At a budget defence session with
the ministry of finance on Thursday, James Faleke, chairman of the committee,
said the ministry should explain to Nigerians why the CCTV is not working.
“Before this administration, we
collected some loans and the one that strikes me the most is the $460m for CCTV
installation in Abuja,” he said.
“I want to know the position of
this loan. I am sure we are paying back, but the CCTV is not working.
“Any time we take loan from
China, the Chinese will come and do the job, they will bring all their
equipment, the personnel and the goods and yet we do not have value for the
money, especially that of the CCTV.
“Where are we?

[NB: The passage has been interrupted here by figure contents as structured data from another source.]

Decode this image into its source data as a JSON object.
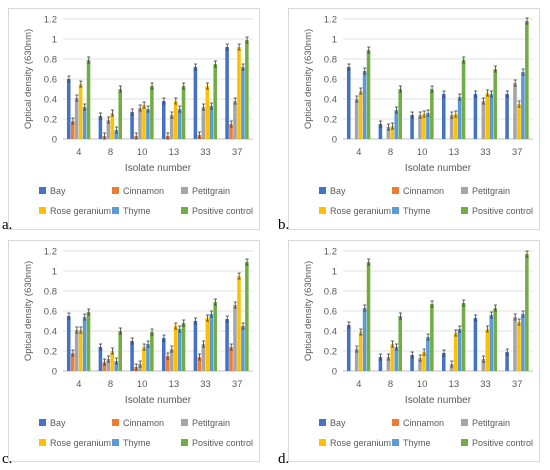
{
  "legend_order": [
    "Bay",
    "Cinnamon",
    "Petitgrain",
    "Rose geranium",
    "Thyme",
    "Positive control"
  ],
  "colors": {
    "Bay": "#4472c4",
    "Cinnamon": "#ed7d31",
    "Petitgrain": "#a5a5a5",
    "Rose geranium": "#ffc000",
    "Thyme": "#5b9bd5",
    "Positive control": "#70ad47",
    "gridline": "#d9d9d9",
    "error_bar": "#404040"
  },
  "chart_data": [
    {
      "panel": "a.",
      "type": "bar",
      "ylabel": "Optical density (630nm)",
      "xlabel": "Isolate number",
      "ylim": [
        0,
        1.2
      ],
      "yticks": [
        "0",
        "0.2",
        "0.4",
        "0.6",
        "0.8",
        "1",
        "1.2"
      ],
      "categories": [
        "4",
        "8",
        "10",
        "13",
        "33",
        "37"
      ],
      "grid": true,
      "legend_position": "bottom",
      "error_bars": true,
      "series": [
        {
          "name": "Bay",
          "values": [
            0.6,
            0.23,
            0.27,
            0.38,
            0.72,
            0.92
          ]
        },
        {
          "name": "Cinnamon",
          "values": [
            0.18,
            0.03,
            0.03,
            0.03,
            0.04,
            0.15
          ]
        },
        {
          "name": "Petitgrain",
          "values": [
            0.41,
            0.19,
            0.31,
            0.24,
            0.32,
            0.38
          ]
        },
        {
          "name": "Rose geranium",
          "values": [
            0.55,
            0.26,
            0.34,
            0.38,
            0.53,
            0.92
          ]
        },
        {
          "name": "Thyme",
          "values": [
            0.32,
            0.09,
            0.3,
            0.3,
            0.33,
            0.72
          ]
        },
        {
          "name": "Positive control",
          "values": [
            0.79,
            0.5,
            0.53,
            0.53,
            0.75,
            0.99
          ]
        }
      ]
    },
    {
      "panel": "b.",
      "type": "bar",
      "ylabel": "Optical density (630nm)",
      "xlabel": "Isolate number",
      "ylim": [
        0,
        1.2
      ],
      "yticks": [
        "0",
        "0.2",
        "0.4",
        "0.6",
        "0.8",
        "1",
        "1.2"
      ],
      "categories": [
        "4",
        "8",
        "10",
        "13",
        "33",
        "37"
      ],
      "grid": true,
      "legend_position": "bottom",
      "error_bars": true,
      "series": [
        {
          "name": "Bay",
          "values": [
            0.72,
            0.15,
            0.24,
            0.45,
            0.45,
            0.45
          ]
        },
        {
          "name": "Cinnamon",
          "values": [
            0.0,
            0.0,
            0.0,
            0.0,
            0.0,
            0.0
          ]
        },
        {
          "name": "Petitgrain",
          "values": [
            0.4,
            0.12,
            0.24,
            0.24,
            0.38,
            0.56
          ]
        },
        {
          "name": "Rose geranium",
          "values": [
            0.48,
            0.13,
            0.25,
            0.25,
            0.46,
            0.35
          ]
        },
        {
          "name": "Thyme",
          "values": [
            0.68,
            0.29,
            0.26,
            0.42,
            0.45,
            0.67
          ]
        },
        {
          "name": "Positive control",
          "values": [
            0.89,
            0.5,
            0.5,
            0.79,
            0.7,
            1.18
          ]
        }
      ]
    },
    {
      "panel": "c.",
      "type": "bar",
      "ylabel": "Optical density (630nm)",
      "xlabel": "Isolate number",
      "ylim": [
        0,
        1.2
      ],
      "yticks": [
        "0",
        "0.2",
        "0.4",
        "0.6",
        "0.8",
        "1",
        "1.2"
      ],
      "categories": [
        "4",
        "8",
        "10",
        "13",
        "33",
        "37"
      ],
      "grid": true,
      "legend_position": "bottom",
      "error_bars": true,
      "series": [
        {
          "name": "Bay",
          "values": [
            0.55,
            0.24,
            0.3,
            0.33,
            0.5,
            0.52
          ]
        },
        {
          "name": "Cinnamon",
          "values": [
            0.18,
            0.09,
            0.04,
            0.15,
            0.14,
            0.24
          ]
        },
        {
          "name": "Petitgrain",
          "values": [
            0.41,
            0.12,
            0.07,
            0.22,
            0.27,
            0.66
          ]
        },
        {
          "name": "Rose geranium",
          "values": [
            0.41,
            0.2,
            0.24,
            0.45,
            0.53,
            0.95
          ]
        },
        {
          "name": "Thyme",
          "values": [
            0.54,
            0.1,
            0.27,
            0.42,
            0.57,
            0.45
          ]
        },
        {
          "name": "Positive control",
          "values": [
            0.59,
            0.4,
            0.39,
            0.48,
            0.69,
            1.09
          ]
        }
      ]
    },
    {
      "panel": "d.",
      "type": "bar",
      "ylabel": "Optical density (630nm)",
      "xlabel": "Isolate number",
      "ylim": [
        0,
        1.2
      ],
      "yticks": [
        "0",
        "0.2",
        "0.4",
        "0.6",
        "0.8",
        "1",
        "1.2"
      ],
      "categories": [
        "4",
        "8",
        "10",
        "13",
        "33",
        "37"
      ],
      "grid": true,
      "legend_position": "bottom",
      "error_bars": true,
      "series": [
        {
          "name": "Bay",
          "values": [
            0.46,
            0.14,
            0.16,
            0.18,
            0.53,
            0.19
          ]
        },
        {
          "name": "Cinnamon",
          "values": [
            0.0,
            0.0,
            0.0,
            0.0,
            0.0,
            0.0
          ]
        },
        {
          "name": "Petitgrain",
          "values": [
            0.22,
            0.14,
            0.13,
            0.07,
            0.12,
            0.54
          ]
        },
        {
          "name": "Rose geranium",
          "values": [
            0.39,
            0.27,
            0.19,
            0.38,
            0.42,
            0.49
          ]
        },
        {
          "name": "Thyme",
          "values": [
            0.63,
            0.24,
            0.34,
            0.42,
            0.56,
            0.57
          ]
        },
        {
          "name": "Positive control",
          "values": [
            1.09,
            0.55,
            0.67,
            0.68,
            0.63,
            1.17
          ]
        }
      ]
    }
  ]
}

I need you to look
into it and send us a memo on this particular project.”
While responding, Zainab Ahmed,
minister of finance said Nigeria is servicing the loan, but she was unable to
provide update on the CCTV project.
“We are servicing the loan, but
on the project, we will have to ask the Federal Capital Territory Authority
because the project was deployed in the FCT,” she said.

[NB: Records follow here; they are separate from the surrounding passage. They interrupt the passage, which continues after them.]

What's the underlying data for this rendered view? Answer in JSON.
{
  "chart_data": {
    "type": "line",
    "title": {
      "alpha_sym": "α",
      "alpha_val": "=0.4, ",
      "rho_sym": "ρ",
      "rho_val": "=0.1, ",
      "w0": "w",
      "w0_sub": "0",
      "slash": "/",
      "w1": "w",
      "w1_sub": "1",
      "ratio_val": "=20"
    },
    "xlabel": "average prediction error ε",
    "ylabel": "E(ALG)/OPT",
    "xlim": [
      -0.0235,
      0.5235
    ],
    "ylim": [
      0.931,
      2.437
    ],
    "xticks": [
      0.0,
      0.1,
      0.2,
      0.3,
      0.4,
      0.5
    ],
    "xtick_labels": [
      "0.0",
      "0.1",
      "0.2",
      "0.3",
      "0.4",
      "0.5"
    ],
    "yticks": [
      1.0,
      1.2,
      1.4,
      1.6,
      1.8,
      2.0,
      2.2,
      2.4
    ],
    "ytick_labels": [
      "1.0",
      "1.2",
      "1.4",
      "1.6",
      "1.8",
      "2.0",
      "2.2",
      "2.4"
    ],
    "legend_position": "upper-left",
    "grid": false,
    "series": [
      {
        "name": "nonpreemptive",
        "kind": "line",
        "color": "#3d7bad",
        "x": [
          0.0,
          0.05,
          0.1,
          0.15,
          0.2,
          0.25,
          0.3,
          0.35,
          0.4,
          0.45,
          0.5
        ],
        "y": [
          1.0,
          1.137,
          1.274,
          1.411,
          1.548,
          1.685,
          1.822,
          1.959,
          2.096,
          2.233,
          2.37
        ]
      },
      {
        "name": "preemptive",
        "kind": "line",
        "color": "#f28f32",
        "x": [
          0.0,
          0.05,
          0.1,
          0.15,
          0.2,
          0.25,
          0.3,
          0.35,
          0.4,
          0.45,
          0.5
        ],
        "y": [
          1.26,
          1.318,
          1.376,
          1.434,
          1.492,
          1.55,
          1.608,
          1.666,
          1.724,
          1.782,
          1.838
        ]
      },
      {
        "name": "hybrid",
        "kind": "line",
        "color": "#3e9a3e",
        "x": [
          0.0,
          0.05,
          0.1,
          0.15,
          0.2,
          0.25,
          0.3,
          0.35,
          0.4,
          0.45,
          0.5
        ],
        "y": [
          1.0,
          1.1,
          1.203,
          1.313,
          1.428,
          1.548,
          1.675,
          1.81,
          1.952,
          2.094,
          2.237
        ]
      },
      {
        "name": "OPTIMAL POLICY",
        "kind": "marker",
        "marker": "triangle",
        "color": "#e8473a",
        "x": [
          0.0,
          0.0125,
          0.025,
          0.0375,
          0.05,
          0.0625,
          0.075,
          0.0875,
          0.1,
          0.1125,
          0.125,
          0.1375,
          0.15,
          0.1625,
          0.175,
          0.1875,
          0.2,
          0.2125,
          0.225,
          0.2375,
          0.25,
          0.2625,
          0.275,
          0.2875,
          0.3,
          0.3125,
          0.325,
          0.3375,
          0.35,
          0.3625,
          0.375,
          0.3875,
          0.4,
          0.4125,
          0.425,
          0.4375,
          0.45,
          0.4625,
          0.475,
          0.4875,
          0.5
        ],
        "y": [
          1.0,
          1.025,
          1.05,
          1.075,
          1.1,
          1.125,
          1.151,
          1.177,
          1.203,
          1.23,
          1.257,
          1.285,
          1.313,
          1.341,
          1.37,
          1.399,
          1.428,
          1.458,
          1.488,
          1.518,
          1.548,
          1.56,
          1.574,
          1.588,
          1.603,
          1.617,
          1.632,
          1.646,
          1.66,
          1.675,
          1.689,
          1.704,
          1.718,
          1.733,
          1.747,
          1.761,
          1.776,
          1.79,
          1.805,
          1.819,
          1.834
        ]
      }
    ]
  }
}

“I have no information on the
status of the CCTV.
“The conditions of the loans that
we take from China always will be that a Chinese company will provide the
infrastructure services.
“These are loans that are of
three per cent, the rail lines are being rolled out, the Abuja-Kaduna,
Lagos-Ibadan rails are all loans from China and are being executed by Chinese
companies.”
In 2015, the house had directed
an ad-hoc committee to probe the uncompleted projects, awarded to Chinese firm,
ZTE Corporation, in 2010 following the failure to act on the report of the
previous probe panel of the 7th assembly.
The cameras were to be
accompanied with 37 switch rooms, MW backbone, 37 coalition emergency response
systems, 38 video conference sub-systems, 37 e-police systems, six emergency
communication vehicles and 1.5 million lines for subscription.
The contract involved a payment
of 15 percent by the Nigerian government and 85 percent by the Chinese EXIM
Bank to be repaid within 10 years at the prevailing interest rate.